How to Combat Eating Disorders and Promote Body Positivity
Body positivity has become a sort of social media buzzword across different platforms. On Instagram, the phrase permeates hashtags. On Twitter, they're retweeted. Facebook groups and friends promote the need for body positivity. Though many people support the idea of body positivity and acceptance, now, more than ever, we're seeing young children engage in unhealthy habits surrounding their physical image and self-worth.
Based on these statistics, it's no wonder body dissatisfaction has more than tripled over the last 30 years.
Worse yet, the social avenues many people take to spread messages of positivity have also been used to make people feel worse about their bodies. It's estimated that 42% of women have felt worse about their bodies as a direct result of social media use.
This is, in part, because of sites and accounts that prolifically herald "thinspiration" as an unattainable goal. They may also advocate for terrible habits such as anorexia and restrictive dieting as a way to achieve this desired weight.
However, many other forms of "good" social media can bring up feelings of inadequacy and comparison, even if no malice is intended. Because kids ages 8 through 18 will use social media for up to 7.5 hours each day, these feelings of comparison have begun at an earlier age.
Unfortunately, it isn't just children who suffer from these feelings. Up to 60% of both male and female social media users between the ages of 28 through 73 have reported that these sites have damaged their self-esteem in some way.
How to break negative patterns and promote body positivity
There is no magic formula to promote body positivity in yourself and among your friends. It's only through a variety of methods used over time that you can help change the way you think about your body.
This won't happen overnight, but it will help with repeated use. Here are some steps to change your thinking and language to promote a healthy body, not a perfect one:
- Practice seeing yourself as an entire person, not just a number on a scale or a set number of physical characteristics. Think about your body in terms of what it can do, including walking up the stairs or holding a person you love.
- Stop weighing yourself altogether. Your size, shape, and weight should not be signifiers of your self-worth.
- Focus on how you feel, not how you look.

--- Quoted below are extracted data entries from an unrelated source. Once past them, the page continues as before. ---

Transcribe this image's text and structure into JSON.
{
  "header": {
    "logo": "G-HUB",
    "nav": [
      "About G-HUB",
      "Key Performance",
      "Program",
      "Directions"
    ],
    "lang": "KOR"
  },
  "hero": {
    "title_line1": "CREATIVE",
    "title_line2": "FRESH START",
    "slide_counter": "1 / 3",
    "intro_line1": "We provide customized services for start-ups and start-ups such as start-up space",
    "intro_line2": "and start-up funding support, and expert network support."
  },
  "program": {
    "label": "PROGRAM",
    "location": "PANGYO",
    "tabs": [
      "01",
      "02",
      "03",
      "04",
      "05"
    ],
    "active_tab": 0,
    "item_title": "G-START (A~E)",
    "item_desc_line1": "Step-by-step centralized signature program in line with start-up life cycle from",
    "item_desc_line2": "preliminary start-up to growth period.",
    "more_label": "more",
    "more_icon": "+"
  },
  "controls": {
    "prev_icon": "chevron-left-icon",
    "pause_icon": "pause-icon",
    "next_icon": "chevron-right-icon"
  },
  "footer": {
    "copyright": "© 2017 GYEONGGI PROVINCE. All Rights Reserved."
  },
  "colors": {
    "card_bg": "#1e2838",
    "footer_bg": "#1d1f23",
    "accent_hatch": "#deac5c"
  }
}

- Notice every time you talk negatively about your appearance or someone else's. It's this kind of negative thinking that will send you back into a spiral. Instead, focus on the positives of another person and remind yourself about what you love when these moments occur.
- Advocate for yourself when someone talks negatively about your body, appearance, or personality. You never deserve to be put down by another person.
- Filter your social media use and notice when your social media habits can become harmful.
Again, this process won't happen overnight. Don't beat yourself up when you experience a slip-up. The fact that you've started a journey toward body-acceptance is commendable and no path to health is a straight line.